Proposition. Let $\alpha:A\to B$ be a fiber bundle and let $b,b^\prime\in B$. If there's a compact connected subspace containing $b,b^\prime$, then their fibers are isomorphic.
My intuition comes from this picture from wikipedia's page on monodromy.
Let $(U_i)$ be a trivializing cover for $\alpha$. Restrict this open cover to a connected subspace containing $b,b^\prime$, and then restrict to a finite subcover $V_1,\dots ,V_n$. By connectedness, for any partition $I\amalg I^c\cong \left\{ 1,\dots ,n \right\}$ we have $\bigcup_IV_i\cap \bigcup_{I^c}V_j\neq\emptyset$, which means $V_i\cap V_j\neq\emptyset$ for some $i\in I,j\in I^c$. From here I want to reason there's a "chain" of members of the covering going from $b$ to $b^\prime$.

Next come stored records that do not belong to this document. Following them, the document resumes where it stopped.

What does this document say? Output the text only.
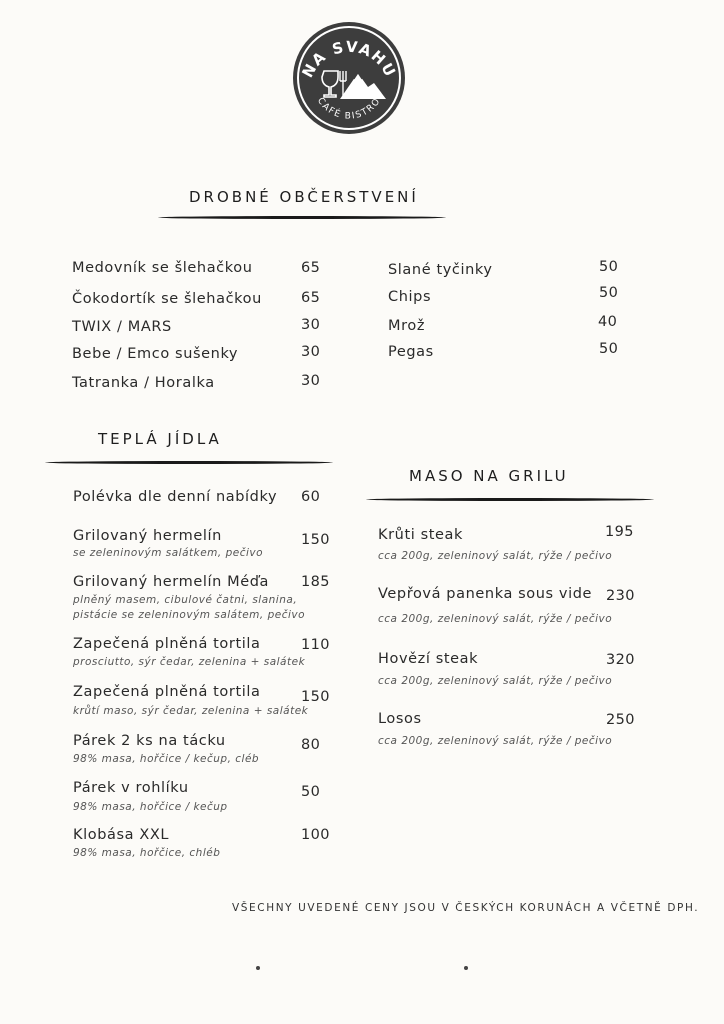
NA SVAHU
CAFÉ BISTRO
DROBNÉ OBČERSTVENÍ
Medovník se šlehačkou	65
Čokodortík se šlehačkou	65
TWIX / MARS	30
Bebe / Emco sušenky	30
Tatranka / Horalka	30
Slané tyčinky	50
Chips	50
Mrož	40
Pegas	50
TEPLÁ JÍDLA
Polévka dle denní nabídky 60
Grilovaný hermelín	150
se zeleninovým salátkem, pečivo
Grilovaný hermelín Méďa 185
plněný masem, cibulové čatni, slanina,
pistácie se zeleninovým salátem, pečivo
Zapečená plněná tortila	110
prosciutto, sýr čedar, zelenina + salátek
Zapečená plněná tortila	150
krůtí maso, sýr čedar, zelenina + salátek
Párek 2 ks na tácku	80
98% masa, hořčice / kečup, cléb
Párek v rohlíku	50
98% masa, hořčice / kečup
Klobása XXL	100
98% masa, hořčice, chléb
MASO NA GRILU
Krůti steak	195
cca 200g, zeleninový salát, rýže / pečivo
Vepřová panenka sous vide 230
cca 200g, zeleninový salát, rýže / pečivo
Hovězí steak	320
cca 200g, zeleninový salát, rýže / pečivo
Losos	250
cca 200g, zeleninový salát, rýže / pečivo
VŠECHNY UVEDENÉ CENY JSOU V ČESKÝCH KORUNÁCH A VČETNĚ DPH.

My reasoning is below, but it feels sloppy and vague.
- Take some member of the cover containing $b$ and relabel it $V_1$. Take the union of the rest of the members. These intersect. Pick some member of the union which intersects and relabel it $V_2$ and take the union $V_1\cup V_2$.
- Take some member of the cover intersecting $V_1\cup V_2$ and relabel it $V_3$.

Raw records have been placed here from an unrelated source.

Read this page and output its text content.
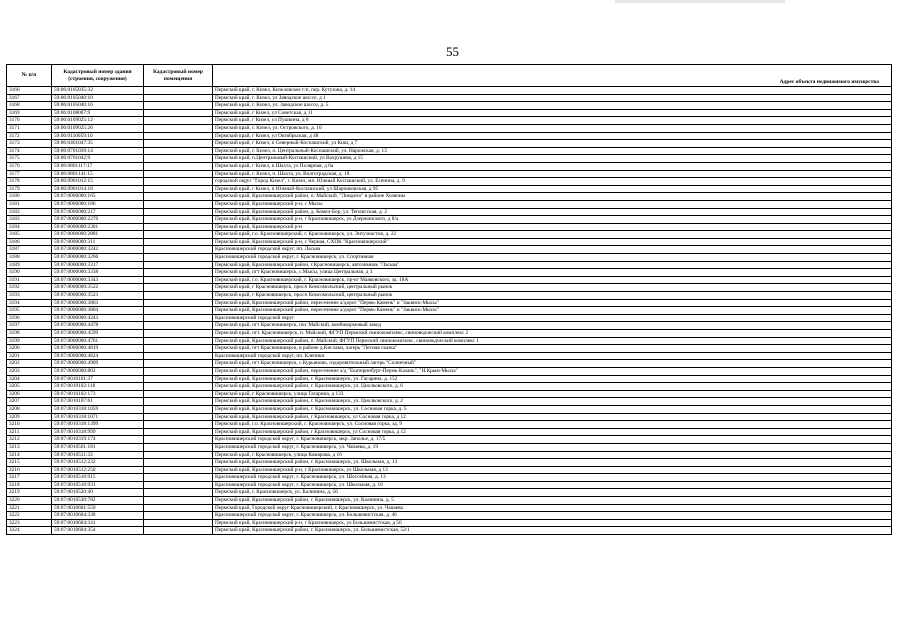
55
№ п/п	Кадастровый номер здания (строения, сооружения)	Кадастровый номер помещения	Адрес объекта недвижимого имущества
3166	59:06:0105035:32		Пермский край, г. Кизел, Кизеловское г/п, пер. Кутузова, д. 14
3167	59:06:0105040:10		Пермский край, г. Кизел, ул Заводское шоссе, д 1
3168	59:06:0105040:16		Пермский край, г. Кизел, ул. Заводское шоссе, д. 5
3169	59:06:0108007:9		Пермский край, г Кизел, ул Советская, д 11
3170	59:06:0109025:12		Пермский край, г Кизел, ул Пушкина, д 8
3171	59:06:0109025:26		Пермский край, г. Кизел, ул. Островского, д. 10
3172	59:06:0110059:10		Пермский край, г Кизел, ул Октябрьская, д 48
3173	59:06:0401047:35		Пермский край, г Кизел, п Северный-Коспашский, ул Киш, д 7
3174	59:06:0701039:14		Пермский край, г. Кизел, п. Центральный-Коспашский, ул. Нарожская, д. 13
3175	59:06:0701042:9		Пермский край, п.Центральный-Коспашский, ул Вахрушева, д 15
3176	59:06:0801117:17		Пермский край, г Кизел, п Шахта, ул Полярная, д 6а
3177	59:06:0801141:15		Пермский край, г. Кизел, п. Шахта, ул. Волгоградская, д. 18
3178	59:06:0901012:15		городской округ "Город Кизел", г. Кизел, мп. Южный Коспашский, ул. Есенина, д. 9
3179	59:06:0901014:18		Пермский край, г Кизел, п Южный-Коспашский, ул Шаронковская, д 95
3180	59:07:0000000:165		Пермский край, Красновишерский район, п. Майский, "Ломдело" в районе Хозяоны
3181	59:07:0000000:186		Пермский край, Красновишерский р-н, с Мысы
3182	59:07:0000000:217		Пермский край, Красновишерский район, д. Комел-Бор, ул. Теплисская, д. 2
3183	59:07:0000000:2276		Пермский край, Красновишерский р-н, г Красновишерск, ул Дзержинского, д 8/а
3184	59:07:0000000:2361		Пермский край, Красновишерский р-н
3185	59:07:0000000:2881		Пермский край, г.о. Красновишерский, г. Красновишерск, ул. Энтузиастов, д. 22
3186	59:07:0000000:311		Пермский край, Красновишерский р-н, с Черная, СХПК "Красновишерский"
3187	59:07:0000000:3242		Красновишерский городской округ, пп. Ласьва
3188	59:07:0000000:3266		Красновишерский городской округ, г. Красновишерск, ул. Спортивная
3189	59:07:0000000:3317		Пермский край, Красновишерский район, г.Красновишерск, автозимник "Ласьва"
3190	59:07:0000000:3338		Пермский край, пгт Красновишерск, с.Мысы, улица Центральная, д 3
3191	59:07:0000000:3343		Пермский край, г.о. Красновишерский, г. Красновишерск, пр-кт Маяковского, зд. 18А
3192	59:07:0000000:3522		Пермский край, г Красновишерск, просп Комсомольский, центральный рынок
3193	59:07:0000000:3523		Пермский край, г Красновишерск, просп Комсомольский, центральный рынок
3194	59:07:0000000:3803		Пермский край, Красновишерский район, пересечение а/дорог "Пермь-Камень" и "Заьвиск-Мысы"
3195	59:07:0000000:3804		Пермский край, Красновишерский район, пересечение а/дорог "Пермь-Камень" и "Заьвиск-Мысы"
3196	59:07:0000000:4243		Красновишерский городской округ
3197	59:07:0000000:4478		Пермский край, пгт Красновишерск, пос Майский, комбикормовый завод
3198	59:07:0000000:4599		Пермский край, пгт. Красновишерск, п. Майский, ФГУП Пермский свинокомплекс, свиноводческий комплекс 2
3199	59:07:0000000:4761		Пермский край, Красновишерский район, п. Майский, ФГУП Пермский свинокомплекс, свиноводческий комплекс 1
3200	59:07:0000000:4819		Пермский край, пгт Красновишерск, в районе д.Кислаки, лагерь "Лесная сказка"
3201	59:07:0000000:4824		Красновишерский городской округ, пп. Клепики
3202	59:07:0000000:4909		Пермский край, пгт Красновишерск, с.Курьяново, оздоровительный лагерь "Солнечный"
3203	59:07:0000000:802		Пермский край, Красновишерский район, пересечение а/д "Екатеринбург-Пермь-Казань", "Н.Крым-Мысы"
3204	59:07:0010101:37		Пермский край, Красновишерский район, г. Красновишерск, ул. Гагарина, д. 152
3205	59:07:0010102:118		Пермский край, Красновишерский район, г. Красновишерск, ул. Циолковского, д. 6
3206	59:07:0010102:173		Пермский край, г Красновишерск, улица Гагарина, д 133
3207	59:07:0010107:61		Пермский край, Красновишерский район, г. Красновишерск, ул. Циолковского, д. 2
3208	59:07:0010318:1059		Пермский край, Красновишерский район, г. Красновишерск, ул. Сосновая горка, д. 5
3209	59:07:0010318:1071		Пермский край, Красновишерский район, г Красновишерск, ул Сосновая горка, д 12
3210	59:07:0010318:1399		Пермский край, г.о. Красновишерский, г. Красновишерск, ул. Сосновая горка, зд. 9
3211	59:07:0010318:999		Пермский край, Красновишерский район, г Красновишерск, ул Сосновая горка, д 12
3212	59:07:0010319:174		Красновишерский городской округ, г. Красновишерск, мкр. Заполье, д. 17/5
3213	59:07:0010501:181		Красновишерский городской округ, г. Красновишерск, ул. Чапаева, д. 19
3214	59:07:0010511:33		Пермский край, г Красновишерск, улица Комарова, д 16
3215	59:07:0010512:232		Пермский край, Красновишерский район, г. Красновишерск, ул. Школьная, д. 13
3216	59:07:0010512:250		Пермский край, Красновишерский р-н, г Красновишерск, ул Школьная, д 13
3217	59:07:0010516:915		Красновишерский городской округ, г. Красновишерск, ул. Шоссейная, д. 13
3218	59:07:0010516:931		Красновишерский городской округ, г. Красновишерск, ул. Школьная, д. 16
3219	59:07:0010520:40		Пермский край, г. Красновишерск, ул. Калинина, д. 56
3220	59:07:0010530:782		Пермский край, Красновишерский район, г. Красновишерск, ул. Калинина, д. 5
3221	59:07:0010601:559		Пермский край, Городской округ Красновишерский, г. Красновишерск, ул. Чапаева
3222	59:07:0010604:338		Красновишерский городской округ, г. Красновишерск, ул. Большевистская, д. 46
3223	59:07:0010604:341		Пермский край, Красновишерский р-н, г Красновишерск, ул Большевистская, д 56
3224	59:07:0010604:354		Пермский край, Красновишерский район, г. Красновишерск, ул. Большевистская, 52/1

- Repeat, repicking members if necessary, until you have a, after relabeling, a collection $V_1,\dots ,V_m$ such that $V_i\cap V_{i+1}\neq\emptyset$.
- Finally, apply the fact that if two trivializing opens intersect, the trivializations of the bundles over them have isomorphic fibers.
How can I better justify the existence of the "chain" $V_1,\dots ,V_m$ as in the linked picture?